¡Hola, amantes de la buena comida! Hoy vamos a preparar un clásico que nos transporta a la infancia y nos reconforta el alma: el puré de papas. Esta receta con leche y mantequilla es la quintaesencia de la guarnición perfecta, cremosa, suave y llena de sabor. Pero le hemos añadido un toque secreto, un par de dientes de ajo cocidos junto a las papas, que eleva este plato sencillo a un nivel completamente nuevo. Prepárate para descubrir cómo hacer el puré de papas más delicioso que hayas probado, ¡sin grumos y con una textura de ensueño!
Ingredientes para el puré de papas con leche y mantequilla
- 600 g de papas crudas
- 50 g de mantequilla
- 120 ml de leche
- 2 dientes de ajo
- sal, agua
- un trozo de mantequilla y cebollín para servir
Modo de preparación del puré de papas con leche y mantequilla
Pelamos las papas y las colocamos en un bol con agua fría para evitar que se oxiden.

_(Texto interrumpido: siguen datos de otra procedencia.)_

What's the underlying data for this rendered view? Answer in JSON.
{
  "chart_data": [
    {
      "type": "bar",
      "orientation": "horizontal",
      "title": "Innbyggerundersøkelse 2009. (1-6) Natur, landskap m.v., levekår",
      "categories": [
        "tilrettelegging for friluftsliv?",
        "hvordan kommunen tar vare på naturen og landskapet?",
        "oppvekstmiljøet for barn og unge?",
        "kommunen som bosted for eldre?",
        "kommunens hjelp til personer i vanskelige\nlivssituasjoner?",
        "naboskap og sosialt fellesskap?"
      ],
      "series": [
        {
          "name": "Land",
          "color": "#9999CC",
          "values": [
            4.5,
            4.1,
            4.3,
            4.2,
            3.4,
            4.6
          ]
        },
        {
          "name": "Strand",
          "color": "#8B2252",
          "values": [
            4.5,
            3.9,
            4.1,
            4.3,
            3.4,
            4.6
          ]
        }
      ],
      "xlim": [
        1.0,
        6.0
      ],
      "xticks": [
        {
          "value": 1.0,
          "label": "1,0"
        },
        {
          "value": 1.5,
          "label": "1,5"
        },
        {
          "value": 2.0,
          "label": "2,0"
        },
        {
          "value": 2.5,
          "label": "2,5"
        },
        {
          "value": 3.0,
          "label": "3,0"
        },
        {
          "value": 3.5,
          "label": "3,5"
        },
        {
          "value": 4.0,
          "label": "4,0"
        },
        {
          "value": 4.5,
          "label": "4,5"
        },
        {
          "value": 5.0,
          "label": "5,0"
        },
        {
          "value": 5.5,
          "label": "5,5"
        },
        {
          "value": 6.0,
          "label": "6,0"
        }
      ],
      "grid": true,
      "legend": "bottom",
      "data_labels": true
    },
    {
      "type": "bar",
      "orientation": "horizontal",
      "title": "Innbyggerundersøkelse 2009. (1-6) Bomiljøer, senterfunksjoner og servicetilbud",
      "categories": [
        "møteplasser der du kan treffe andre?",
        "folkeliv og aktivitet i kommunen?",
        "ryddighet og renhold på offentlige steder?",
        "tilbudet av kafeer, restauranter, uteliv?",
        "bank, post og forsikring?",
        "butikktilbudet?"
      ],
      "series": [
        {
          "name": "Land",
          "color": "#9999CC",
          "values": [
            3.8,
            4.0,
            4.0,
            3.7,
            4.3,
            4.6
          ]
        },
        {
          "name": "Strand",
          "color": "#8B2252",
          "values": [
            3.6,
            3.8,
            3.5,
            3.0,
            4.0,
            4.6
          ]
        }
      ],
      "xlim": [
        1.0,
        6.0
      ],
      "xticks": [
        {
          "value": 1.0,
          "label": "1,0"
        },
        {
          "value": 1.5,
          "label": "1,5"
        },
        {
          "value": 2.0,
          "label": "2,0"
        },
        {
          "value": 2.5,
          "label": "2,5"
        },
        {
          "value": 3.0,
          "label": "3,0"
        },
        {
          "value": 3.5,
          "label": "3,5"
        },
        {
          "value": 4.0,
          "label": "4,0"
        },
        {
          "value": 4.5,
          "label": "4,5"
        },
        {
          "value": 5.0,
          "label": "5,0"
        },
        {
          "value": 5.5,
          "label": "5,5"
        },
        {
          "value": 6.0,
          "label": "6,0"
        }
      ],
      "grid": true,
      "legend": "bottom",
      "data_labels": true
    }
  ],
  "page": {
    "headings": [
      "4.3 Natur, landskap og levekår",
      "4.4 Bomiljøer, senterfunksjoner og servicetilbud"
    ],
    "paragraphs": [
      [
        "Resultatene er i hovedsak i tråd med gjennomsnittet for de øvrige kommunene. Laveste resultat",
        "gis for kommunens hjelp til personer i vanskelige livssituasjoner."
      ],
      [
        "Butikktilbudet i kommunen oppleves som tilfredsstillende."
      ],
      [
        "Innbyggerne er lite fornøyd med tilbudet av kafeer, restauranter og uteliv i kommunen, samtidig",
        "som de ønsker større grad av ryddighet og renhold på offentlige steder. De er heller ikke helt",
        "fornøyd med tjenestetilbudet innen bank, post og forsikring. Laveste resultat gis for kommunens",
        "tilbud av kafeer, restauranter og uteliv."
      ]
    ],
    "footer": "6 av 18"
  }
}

Cortamos las papas en rodajas gruesas y redondas para que se cocinen más rápido. Es importante que las rodajas tengan el mismo grosor para que la cocción sea uniforme. Luego, añadimos el ingrediente secreto: los dientes de ajo. ¡Créeme, dos pequeños dientes de ajo transformarán tu guarnición en algo mágico!
Colocamos las papas cortadas y los dientes de ajo en una olla y vertemos agua fría hasta cubrirlas por completo. Llevamos la olla al fuego, esperamos a que hierva y cocinamos durante 15 minutos o hasta que estén tiernas. Sabrás que las papas están listas si puedes atravesar una rodaja fácilmente con un palillo o un cuchillo.
Escurrimos las papas cocidas en un colador y dejamos que se vaya toda el agua.
A continuación, con una cuchara, pasamos las papas y el ajo por el colador. Este proceso requiere un poco de esfuerzo, pero garantiza un puré de papas con leche y mantequilla completamente libre de grumos. También puedes usar un prensapurés para obtener el mismo resultado.
En este punto, añadimos la mantequilla y sal al gusto a las papas pasadas por el colador. Para esta cantidad de ingredientes, necesitarás un poco menos de una cucharadita de sal. Es importante salar las papas después de cocinarlas. Primero, porque usarás menos sal, lo cual es más saludable. Segundo, porque la sal endurece el almidón de la papa, haciendo más difícil machacarlas.
Vertemos la leche o la crema en una cacerola pequeña y la llevamos a ebullición. ¡Nunca prepares el puré con leche fría, siempre debe estar caliente! Si añades leche fría, el puré puede adquirir un tono grisáceo.
Incorporamos la leche caliente hervida en pequeñas porciones al bol, mezclando bien.
Batimos ligeramente la mezcla con una cuchara para darle un poco de esponjosidad.
Servimos el puré de papas con leche y mantequilla en un plato, colocamos un trocito de mantequilla encima y espolvoreamos con cebollín finamente picado.
¡Y ahí lo tienes! Un puré de papas perfecto, cremoso y lleno de sabor, listo para convertirse en la estrella de tu mesa. Este plato es la prueba de que los ingredientes más sencillos pueden crear algo verdaderamente extraordinario. Sírvelo caliente como acompañamiento de tus platos favoritos, desde un estofado de carne hasta un pescado a la plancha. No dudes en experimentar añadiendo otras hierbas frescas como perejil o un poco de queso parmesano rallado. ¡Espero que disfrutes de esta receta tanto como yo! ¡Buen provecho!